Brian Santiago

Current position
- Title: Athletic director
- Team: BYU
- Conference: Big 12

Biographical details
- Education: Utah Valley University (AS) Fresno State University (BS) Brigham Young University (MBA)

Playing career

Basketball
- 1992–1994: Fresno State

Administrative career (AD unless noted)
- 2008–2017: BYU (senior associate AD)
- 2017–2025: BYU (deputy AD)
- 2025–present: BYU

= Brian Santiago =

American college sports administrator

Brian Santiago is an American college athletics administrator and former college basketball player. He is the athletic director at Brigham Young University, a position he has held since 2025. Santiago played college basketball for Fresno State University.

==Early life and education==
Santiago graduated in 1988 from Provo High School in Provo, Utah, where he was an all-state player on the 1987 state championship basketball team. He played both basketball and baseball at Utah Valley University, earning All-Conference and All-Region honors in both sports. He then transferred to Fresno State, where he led the Western Athletic Conference in assists and three-point shooting percentage, finishing second nationally in three-point percentage at 50%.

After college, he played professionally for three years with the Arecibo Capitanes in Puerto Rico's Superior Basketball League and was named to the Puerto Rico national team’s pre-selection Olympic roster.

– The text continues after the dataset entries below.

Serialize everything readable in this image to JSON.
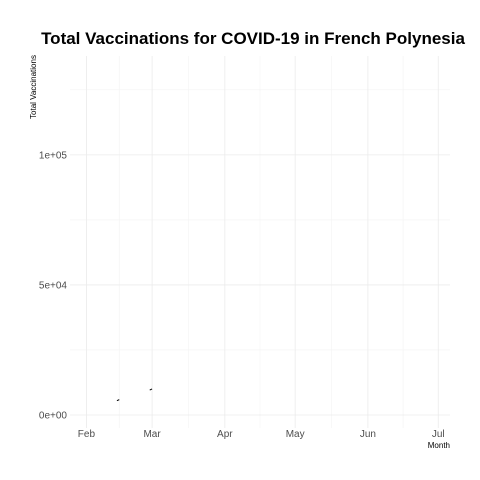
{
  "chart_data": {
    "type": "line",
    "title": "Total Vaccinations for COVID-19 in French Polynesia",
    "xlabel": "Month",
    "ylabel": "Total Vaccinations",
    "x_ticks": [
      {
        "date": "2021-02-01",
        "label": "Feb"
      },
      {
        "date": "2021-03-01",
        "label": "Mar"
      },
      {
        "date": "2021-04-01",
        "label": "Apr"
      },
      {
        "date": "2021-05-01",
        "label": "May"
      },
      {
        "date": "2021-06-01",
        "label": "Jun"
      },
      {
        "date": "2021-07-01",
        "label": "Jul"
      }
    ],
    "y_ticks": [
      {
        "value": 0,
        "label": "0e+00"
      },
      {
        "value": 50000,
        "label": "5e+04"
      },
      {
        "value": 100000,
        "label": "1e+05"
      }
    ],
    "xlim": [
      "2021-01-25",
      "2021-07-06"
    ],
    "ylim": [
      -5000,
      138000
    ],
    "grid": true,
    "series": [
      {
        "segments": [
          [
            {
              "x": "2021-02-14",
              "y": 5500
            },
            {
              "x": "2021-02-15",
              "y": 5900
            }
          ],
          [
            {
              "x": "2021-02-28",
              "y": 9600
            },
            {
              "x": "2021-03-01",
              "y": 10000
            }
          ]
        ]
      }
    ],
    "colors": {
      "line": "#000000",
      "grid": "#ebebeb",
      "tick_text": "#4d4d4d"
    }
  }
}
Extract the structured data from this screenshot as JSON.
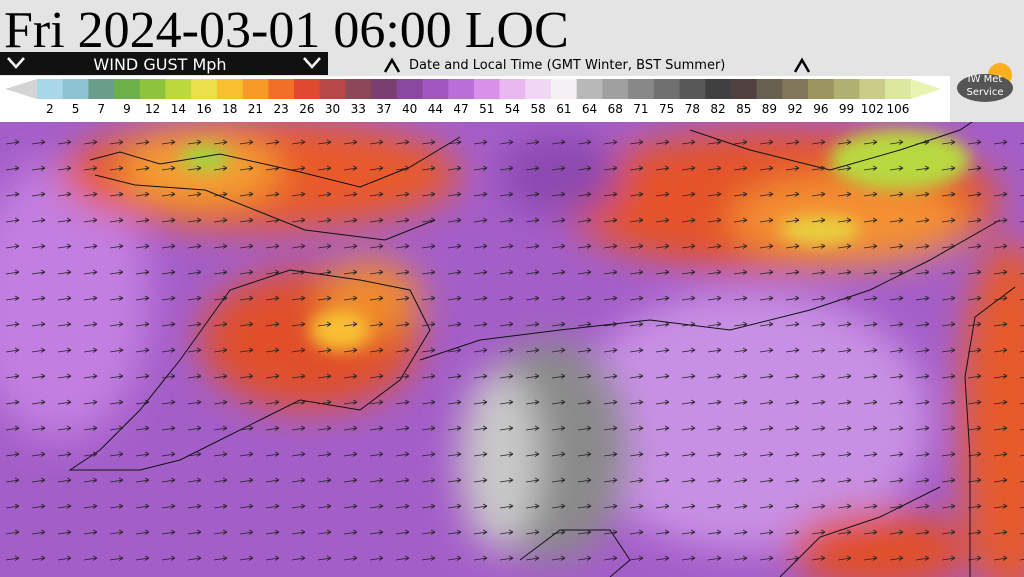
{
  "header": {
    "title": "Fri 2024-03-01 06:00 LOC",
    "variable": "WIND GUST Mph",
    "time_note": "Date and Local Time (GMT Winter, BST Summer)"
  },
  "legend": {
    "items": [
      {
        "label": 2,
        "color": "#a8d8e8"
      },
      {
        "label": 5,
        "color": "#8cc4d4"
      },
      {
        "label": 7,
        "color": "#6a9e8a"
      },
      {
        "label": 9,
        "color": "#6cb04a"
      },
      {
        "label": 12,
        "color": "#8cc43c"
      },
      {
        "label": 14,
        "color": "#bcd83c"
      },
      {
        "label": 16,
        "color": "#ece04a"
      },
      {
        "label": 18,
        "color": "#f8c030"
      },
      {
        "label": 21,
        "color": "#f89a28"
      },
      {
        "label": 23,
        "color": "#f07028"
      },
      {
        "label": 26,
        "color": "#e04830"
      },
      {
        "label": 30,
        "color": "#b84848"
      },
      {
        "label": 33,
        "color": "#8c4858"
      },
      {
        "label": 37,
        "color": "#7a3e70"
      },
      {
        "label": 40,
        "color": "#8a48a0"
      },
      {
        "label": 44,
        "color": "#a058c0"
      },
      {
        "label": 47,
        "color": "#b870d8"
      },
      {
        "label": 51,
        "color": "#d890e8"
      },
      {
        "label": 54,
        "color": "#e8b8f0"
      },
      {
        "label": 58,
        "color": "#f0d8f4"
      },
      {
        "label": 61,
        "color": "#f4f0f4"
      },
      {
        "label": 64,
        "color": "#b8b8b8"
      },
      {
        "label": 68,
        "color": "#a0a0a0"
      },
      {
        "label": 71,
        "color": "#888888"
      },
      {
        "label": 75,
        "color": "#707070"
      },
      {
        "label": 78,
        "color": "#585858"
      },
      {
        "label": 82,
        "color": "#404040"
      },
      {
        "label": 85,
        "color": "#504040"
      },
      {
        "label": 89,
        "color": "#686050"
      },
      {
        "label": 92,
        "color": "#807858"
      },
      {
        "label": 96,
        "color": "#9a9460"
      },
      {
        "label": 99,
        "color": "#b0b070"
      },
      {
        "label": 102,
        "color": "#c8cc88"
      },
      {
        "label": 106,
        "color": "#dce8a0"
      }
    ]
  },
  "logo": {
    "line1": "IW Met",
    "line2": "Service"
  }
}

Santiago earned an A.S. in accounting from Utah Valley University, a B.S. in business administration with an emphasis in international business from Fresno State University in 1995, and an MBA from BYU's Marriott School of Management in 2001.

==Career==
Santiago joined BYU's athletic department in 1997 as a member of the men's basketball coaching staff under head coach Steve Cleveland. In 2001, he transitioned into an administrative role. He was promoted to senior associate athletic director in 2008 and later served as deputy athletic director beginning in 2017.

In May 2025, Santiago was appointed as the university's new athletic director, succeeding Tom Holmoe. His appointment followed a national search led by BYU president C. Shane Reese, who reportedly interviewed over 50 candidates.

On August 27, 2026, BYU announced that Santiago was removed from the chain of command for BYU football, with the BYU head football coach, Kalani Sitake, reporting directly to a university vice president instead of Santiago. This followed several weeks of reported friction between Santiago and Sitake.

==Personal life==
Santiago served a mission for The Church of Jesus Christ of Latter-day Saints in the Dominican Republic. He is married to the former Kimberly Blackburn.